For us at Noora Health, this is a critical step in our design process. When we build a messaging-based digital service, we need to know the actual realities of phone usage or gendered access. When we are recommending nutritious diet charts to families, it is extremely important to acknowledge that caste, access, rituals, and customs are too deep rooted into these behaviors for us to make an easy impact. And so we have to continue to learn. For example, when talking about maternal diet, Noora Health’s messaging just adds a simple sentence: “Practice your customs, but don’t restrict the mother’s diet.” It doesn’t seem like much, but we’ve seen that this small act of acknowledgment goes a long way in building trust.
No matter what we do, there will be gaps. So we must be humble enough to acknowledge them, and intentional enough to develop mechanisms to keep learning forward — returning to the human again and again, keeping an open mind about being proved wrong, and continuously improving what we’re building with and for the people we aim to support.

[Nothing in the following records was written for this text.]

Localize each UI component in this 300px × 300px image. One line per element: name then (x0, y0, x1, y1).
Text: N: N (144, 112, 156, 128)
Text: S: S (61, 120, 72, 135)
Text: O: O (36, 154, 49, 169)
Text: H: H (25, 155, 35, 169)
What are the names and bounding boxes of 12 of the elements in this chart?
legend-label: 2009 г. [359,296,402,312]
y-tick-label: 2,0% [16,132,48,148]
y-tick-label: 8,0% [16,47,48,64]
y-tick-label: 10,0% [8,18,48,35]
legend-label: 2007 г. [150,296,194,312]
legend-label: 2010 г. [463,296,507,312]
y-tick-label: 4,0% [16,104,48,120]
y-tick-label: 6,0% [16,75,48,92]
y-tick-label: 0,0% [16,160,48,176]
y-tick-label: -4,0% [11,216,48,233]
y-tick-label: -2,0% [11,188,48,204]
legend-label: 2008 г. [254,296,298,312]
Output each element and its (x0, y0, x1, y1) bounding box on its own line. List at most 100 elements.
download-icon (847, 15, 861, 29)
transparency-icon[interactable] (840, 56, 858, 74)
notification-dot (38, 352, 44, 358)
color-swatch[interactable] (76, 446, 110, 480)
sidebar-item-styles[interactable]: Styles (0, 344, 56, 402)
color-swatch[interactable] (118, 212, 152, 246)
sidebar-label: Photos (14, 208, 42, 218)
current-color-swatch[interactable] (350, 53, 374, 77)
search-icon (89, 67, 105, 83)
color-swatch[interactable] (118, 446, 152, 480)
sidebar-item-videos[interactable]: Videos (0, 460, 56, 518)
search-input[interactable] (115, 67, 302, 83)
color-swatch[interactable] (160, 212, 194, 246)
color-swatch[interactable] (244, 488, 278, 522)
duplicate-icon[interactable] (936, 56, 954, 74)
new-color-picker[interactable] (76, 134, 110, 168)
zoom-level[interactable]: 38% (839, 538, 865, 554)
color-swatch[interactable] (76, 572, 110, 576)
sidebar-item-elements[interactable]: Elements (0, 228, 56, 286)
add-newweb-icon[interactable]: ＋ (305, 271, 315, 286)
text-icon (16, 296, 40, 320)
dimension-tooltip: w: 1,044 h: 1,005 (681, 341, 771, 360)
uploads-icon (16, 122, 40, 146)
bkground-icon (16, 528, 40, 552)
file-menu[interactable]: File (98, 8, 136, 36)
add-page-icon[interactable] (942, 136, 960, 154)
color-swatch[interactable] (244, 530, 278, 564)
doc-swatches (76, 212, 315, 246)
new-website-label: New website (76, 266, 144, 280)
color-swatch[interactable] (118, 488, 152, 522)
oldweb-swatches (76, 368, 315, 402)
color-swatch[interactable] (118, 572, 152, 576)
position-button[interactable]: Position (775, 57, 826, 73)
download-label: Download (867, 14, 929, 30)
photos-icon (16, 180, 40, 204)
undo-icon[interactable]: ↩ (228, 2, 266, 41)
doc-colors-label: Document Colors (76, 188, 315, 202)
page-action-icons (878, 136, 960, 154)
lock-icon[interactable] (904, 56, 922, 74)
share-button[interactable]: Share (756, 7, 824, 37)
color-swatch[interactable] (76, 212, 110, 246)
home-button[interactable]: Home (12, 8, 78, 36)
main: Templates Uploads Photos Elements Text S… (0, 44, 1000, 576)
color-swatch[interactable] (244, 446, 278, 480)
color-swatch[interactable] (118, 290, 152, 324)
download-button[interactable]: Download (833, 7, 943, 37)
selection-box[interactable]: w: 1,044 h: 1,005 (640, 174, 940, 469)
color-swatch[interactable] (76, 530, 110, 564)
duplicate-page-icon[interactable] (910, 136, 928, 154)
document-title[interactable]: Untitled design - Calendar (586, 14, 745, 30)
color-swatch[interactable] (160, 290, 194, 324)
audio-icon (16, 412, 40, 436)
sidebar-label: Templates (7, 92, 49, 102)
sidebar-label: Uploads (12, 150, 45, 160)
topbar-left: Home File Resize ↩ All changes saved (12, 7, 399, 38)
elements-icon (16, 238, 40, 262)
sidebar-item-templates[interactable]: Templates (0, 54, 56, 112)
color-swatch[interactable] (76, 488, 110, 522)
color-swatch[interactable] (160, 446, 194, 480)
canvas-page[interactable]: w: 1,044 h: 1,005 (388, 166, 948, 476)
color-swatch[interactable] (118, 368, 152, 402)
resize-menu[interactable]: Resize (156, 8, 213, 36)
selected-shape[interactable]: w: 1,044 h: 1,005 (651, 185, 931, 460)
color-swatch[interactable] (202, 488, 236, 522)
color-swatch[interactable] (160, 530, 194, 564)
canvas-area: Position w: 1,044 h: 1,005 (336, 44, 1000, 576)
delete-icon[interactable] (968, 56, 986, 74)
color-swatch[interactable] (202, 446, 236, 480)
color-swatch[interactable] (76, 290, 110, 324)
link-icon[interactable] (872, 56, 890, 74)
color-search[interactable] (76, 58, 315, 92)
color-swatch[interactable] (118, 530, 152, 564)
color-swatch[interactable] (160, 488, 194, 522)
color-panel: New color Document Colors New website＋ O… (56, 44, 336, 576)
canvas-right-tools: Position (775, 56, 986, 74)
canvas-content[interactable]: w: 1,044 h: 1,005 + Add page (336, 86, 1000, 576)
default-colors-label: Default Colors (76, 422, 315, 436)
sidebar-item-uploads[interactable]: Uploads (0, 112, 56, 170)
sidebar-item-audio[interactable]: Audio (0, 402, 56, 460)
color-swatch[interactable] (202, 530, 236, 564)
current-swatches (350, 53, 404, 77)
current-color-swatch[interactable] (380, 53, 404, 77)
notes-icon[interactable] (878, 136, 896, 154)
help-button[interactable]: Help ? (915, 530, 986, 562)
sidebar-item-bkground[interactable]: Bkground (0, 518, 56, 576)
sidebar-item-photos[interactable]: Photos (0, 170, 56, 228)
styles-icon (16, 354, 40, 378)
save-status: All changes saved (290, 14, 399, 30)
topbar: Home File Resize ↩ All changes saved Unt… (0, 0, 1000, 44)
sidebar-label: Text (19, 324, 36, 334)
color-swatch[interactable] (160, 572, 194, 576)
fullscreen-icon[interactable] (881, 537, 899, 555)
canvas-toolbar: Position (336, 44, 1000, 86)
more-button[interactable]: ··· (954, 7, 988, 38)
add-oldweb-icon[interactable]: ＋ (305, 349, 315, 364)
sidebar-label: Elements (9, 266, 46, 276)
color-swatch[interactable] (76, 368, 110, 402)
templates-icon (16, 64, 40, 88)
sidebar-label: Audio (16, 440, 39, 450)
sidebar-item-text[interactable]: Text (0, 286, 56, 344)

HCD is important, and one thing we’ve learnt over the years is that it is also very hard to practice. Not because it is complicated or resource intensive, but because it needs a different kind of rigor, rooted in empathy, deep listening, and constant iteration. And when done with intent and care, HCD is what makes all the difference between good design, and an impactful, sustainable solution for behavior change.